The weather started comfortably warm in the morning, became hotter in the late afternoon but with some cloud cover and sunny spells. There was a nice breeze most of the time coupled with a good ripple.

The fishing started with a drift from A buoy to B buoy with John Poote fishing dries and soon catching on a fiery brown shipmans buzzer. John Goldie fished a floating line with diawl bachs and buzzers.

During a period which John Poote describes as “John Goldie nodding off at the end of a retrieve ”…….. Bang!  A fish hit John G’s fly. John G claims that he was “in deep thought” (as is often the case apparently) but managed to land this very aggressive trout.  John G tried the same technique of pretending to be “in deep thought” and Bang! another fish.  The fish wanted the flies on the hang (ie static) under the boat. The technique worked for John P as well, as both started catching fish.  The most successful flies were size 12, black buzzer with green holographic cheeks and red headed diawl bachs.

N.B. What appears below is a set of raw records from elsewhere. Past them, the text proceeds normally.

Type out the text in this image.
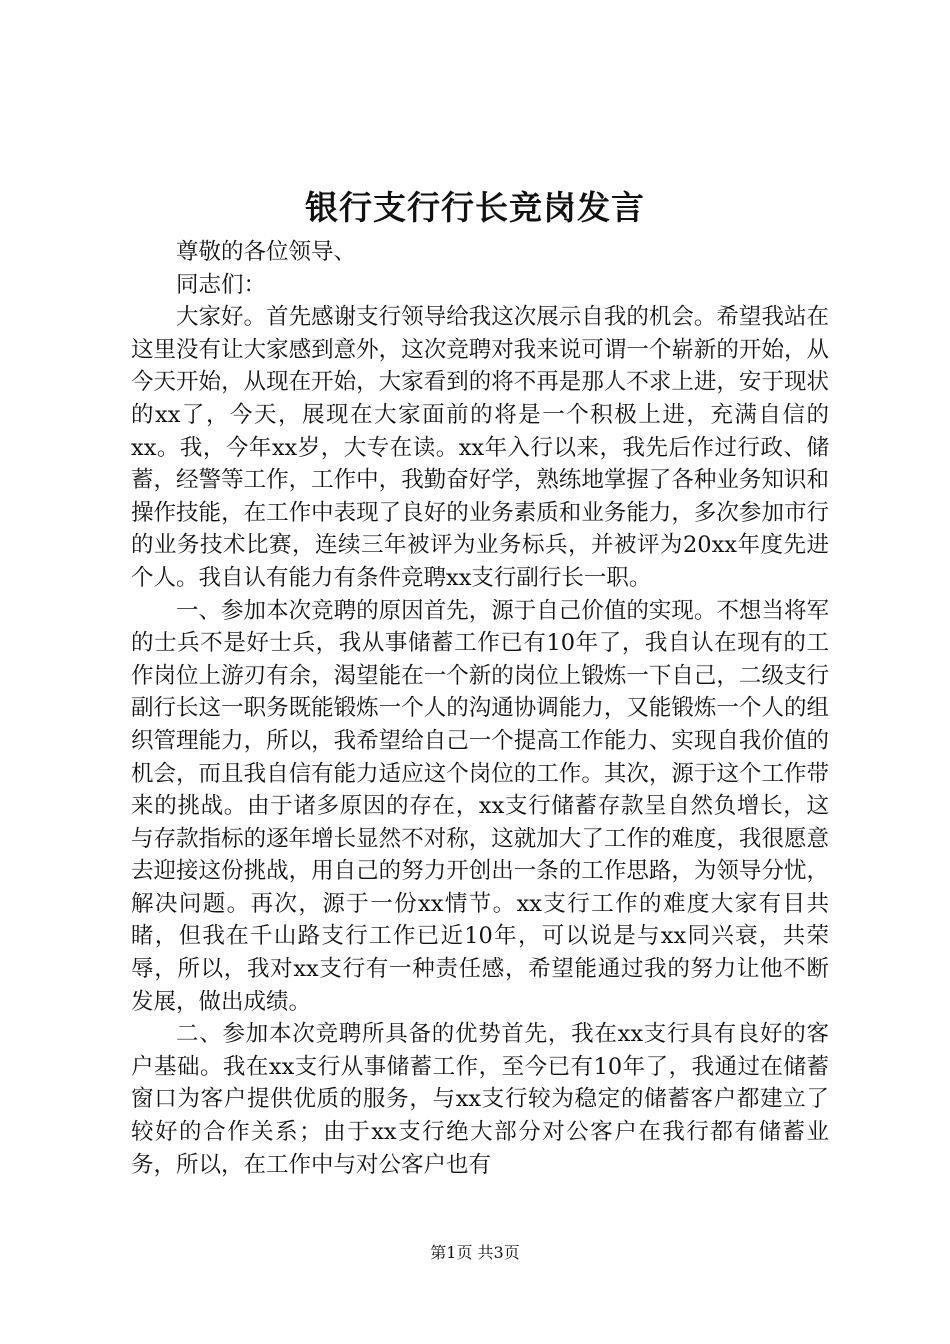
银行支行行长竞岗发言

尊敬的各位领导、

同志们：

大家好。首先感谢支行领导给我这次展示自我的机会。希望我站在这里没有让大家感到意外，这次竞聘对我来说可谓一个崭新的开始，从今天开始，从现在开始，大家看到的将不再是那人不求上进，安于现状的xx了，今天，展现在大家面前的将是一个积极上进，充满自信的xx。我，今年xx岁，大专在读。xx年入行以来，我先后作过行政、储蓄，经警等工作，工作中，我勤奋好学，熟练地掌握了各种业务知识和操作技能，在工作中表现了良好的业务素质和业务能力，多次参加市行的业务技术比赛，连续三年被评为业务标兵，并被评为20xx年度先进个人。我自认有能力有条件竞聘xx支行副行长一职。

一、参加本次竞聘的原因首先，源于自己价值的实现。不想当将军的士兵不是好士兵，我从事储蓄工作已有10年了，我自认在现有的工作岗位上游刃有余，渴望能在一个新的岗位上锻炼一下自己，二级支行副行长这一职务既能锻炼一个人的沟通协调能力，又能锻炼一个人的组织管理能力，所以，我希望给自己一个提高工作能力、实现自我价值的机会，而且我自信有能力适应这个岗位的工作。其次，源于这个工作带来的挑战。由于诸多原因的存在，xx支行储蓄存款呈自然负增长，这与存款指标的逐年增长显然不对称，这就加大了工作的难度，我很愿意去迎接这份挑战，用自己的努力开创出一条的工作思路，为领导分忧，解决问题。再次，源于一份xx情节。xx支行工作的难度大家有目共睹，但我在千山路支行工作已近10年，可以说是与xx同兴衰，共荣辱，所以，我对xx支行有一种责任感，希望能通过我的努力让他不断发展，做出成绩。

二、参加本次竞聘所具备的优势首先，我在xx支行具有良好的客户基础。我在xx支行从事储蓄工作，至今已有10年了，我通过在储蓄窗口为客户提供优质的服务，与xx支行较为稳定的储蓄客户都建立了较好的合作关系；由于xx支行绝大部分对公客户在我行都有储蓄业务，所以，在工作中与对公客户也有

第1页 共3页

Late in the afternoon they went to fish the boils and joined six/seven other boats who had the same idea. They both caught numerous fish mostly on red holographic diawl bachs. The successful technique was to allow the flies to move freely in the natural currents created by the boils and avoid the temptation to retrieve through the boils.

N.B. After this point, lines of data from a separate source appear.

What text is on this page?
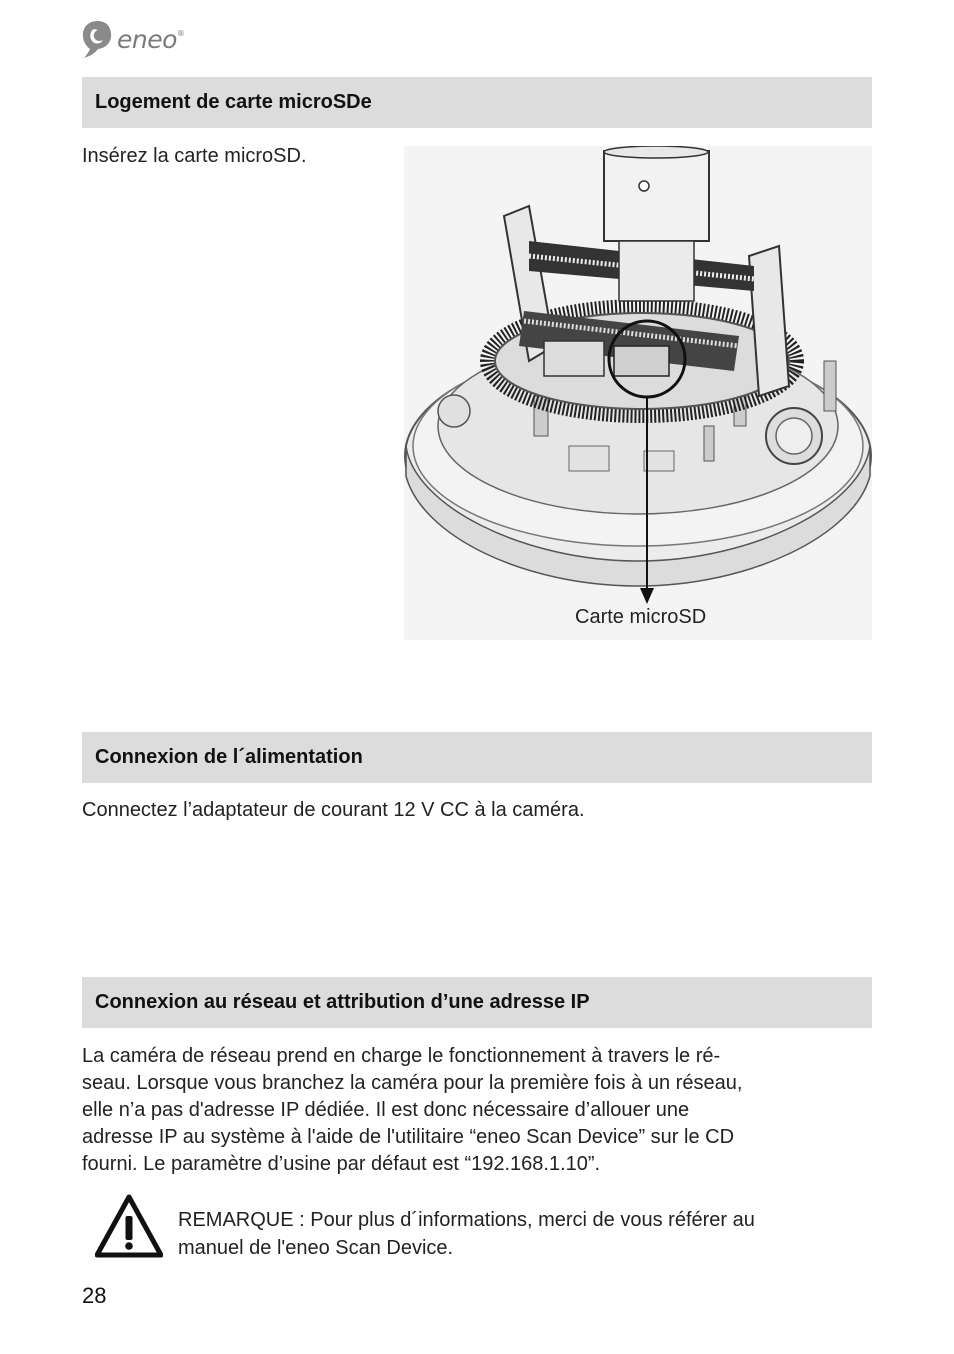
eneo®
Logement de carte microSDe
Insérez la carte microSD.
Carte microSD
Connexion de l´alimentation
Connectez l’adaptateur de courant 12 V CC à la caméra.
Connexion au réseau et attribution d’une adresse IP
La caméra de réseau prend en charge le fonctionnement à travers le ré-
seau. Lorsque vous branchez la caméra pour la première fois à un réseau,
elle n’a pas d'adresse IP dédiée. Il est donc nécessaire d’allouer une
adresse IP au système à l'aide de l'utilitaire “eneo Scan Device” sur le CD
fourni. Le paramètre d’usine par défaut est “192.168.1.10”.
REMARQUE : Pour plus d´informations, merci de vous référer au
manuel de l'eneo Scan Device.
28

Unfortunately, on the day, they only had one landing net in the boat. Several times both Johns hooked into fish simultaneously.  The result was that they had to pass the net back and forth between themselves as a fish seemingly under control and coming to the net on one rod suddenly took off.  At one stage they were both bringing fish to the boat when John G managed to lose the net overboard! Suddenly there was panic as John P realized he could lose his fish and his new boat net! Fortunately, the net had foam on the handle, so floated and was soon retrieved. (There is at least one useful lesson here!)

They finished the day with a total of 30 fish to the boat.  Back at the boat dock, the boatman advised them that many had struggled to find feeding fish and that few fish had been caught on the day.

The fishing gods had indeed been kind to the two Johns.